On that basis, I've committed the change I had proposed too, excepting
those parts that conflict with yours.
Seems we need to revert some of that change, however, given that the
patch archive does still exist. It'd also be nice not to leave the
following question in the actual file:
> + [Open Question: should the first 6 or so characters of the commit
> + fingerprint be included, so: "* 12345/deadbeef: frobbed the baz"
> ?]
I think the answer to this is "no" given the chicken and egg problem of
getting the correct hash into the commit log. Having the fingerprint of
the change as posted to the mailing list also seems fairly useless as
the only other place it would persist is in the mailing list archives
and that can be referenced with the number.
I also note the following as part of your steps:
> + % git push origin feature_foo
...
> + [ Cleanup: ]
> + % git push origin :feature_foo
The first command makes the feature branch available so perhaps someone
might fetch that branch instead of using git am.

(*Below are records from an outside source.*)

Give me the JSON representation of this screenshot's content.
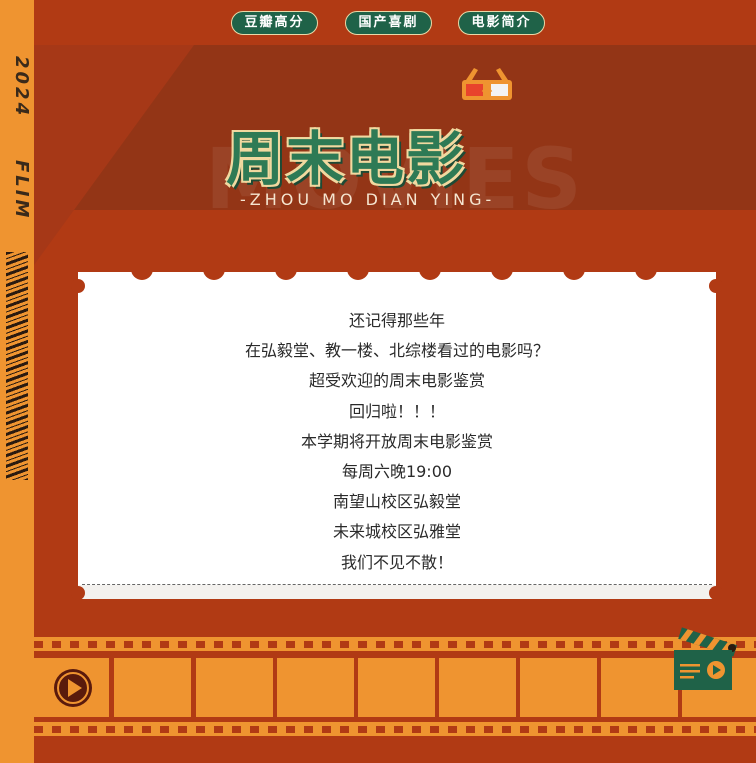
{
  "nav": {
    "items": [
      {
        "label": "豆瓣高分"
      },
      {
        "label": "国产喜剧"
      },
      {
        "label": "电影简介"
      }
    ]
  },
  "strip": {
    "year": "2024",
    "word": "FLIM"
  },
  "header": {
    "title": "周末电影",
    "subtitle": "-ZHOU MO DIAN YING-",
    "watermark": "MOVIES"
  },
  "card": {
    "lines": [
      "还记得那些年",
      "在弘毅堂、教一楼、北综楼看过的电影吗？",
      "超受欢迎的周末电影鉴赏",
      "回归啦！！！",
      "本学期将开放周末电影鉴赏",
      "每周六晚19:00",
      "南望山校区弘毅堂",
      "未来城校区弘雅堂",
      "我们不见不散！"
    ]
  },
  "colors": {
    "background": "#b13a14",
    "accent_orange": "#ef9430",
    "brand_green": "#1f6248",
    "card": "#ffffff"
  },
  "icons": {
    "glasses": "3d-glasses-icon",
    "play": "play-icon",
    "clapper": "clapperboard-icon"
  }
}
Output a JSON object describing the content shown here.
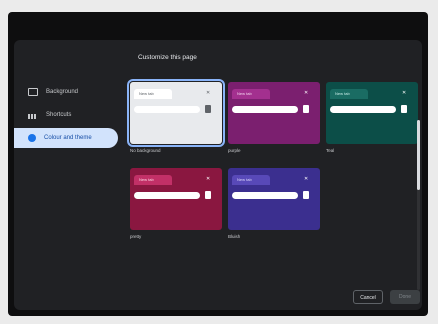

It'd be more useful to
document how to produce the patch to include in the mailing list message.
Once you perform the cleanup, the patch remains in the repository but I
don't know of a way it can be fetched. Furthermore, if sourceforge run
git gc, it'll be deleted by the garbage collection.
Is there a point to these two steps that I've missed?
Note: if the cleanup step remains, it might be good to include an extra comment
on it - using git push with the source ref empty to delete a remote branch is
not the most obvious of commands to someone new to git.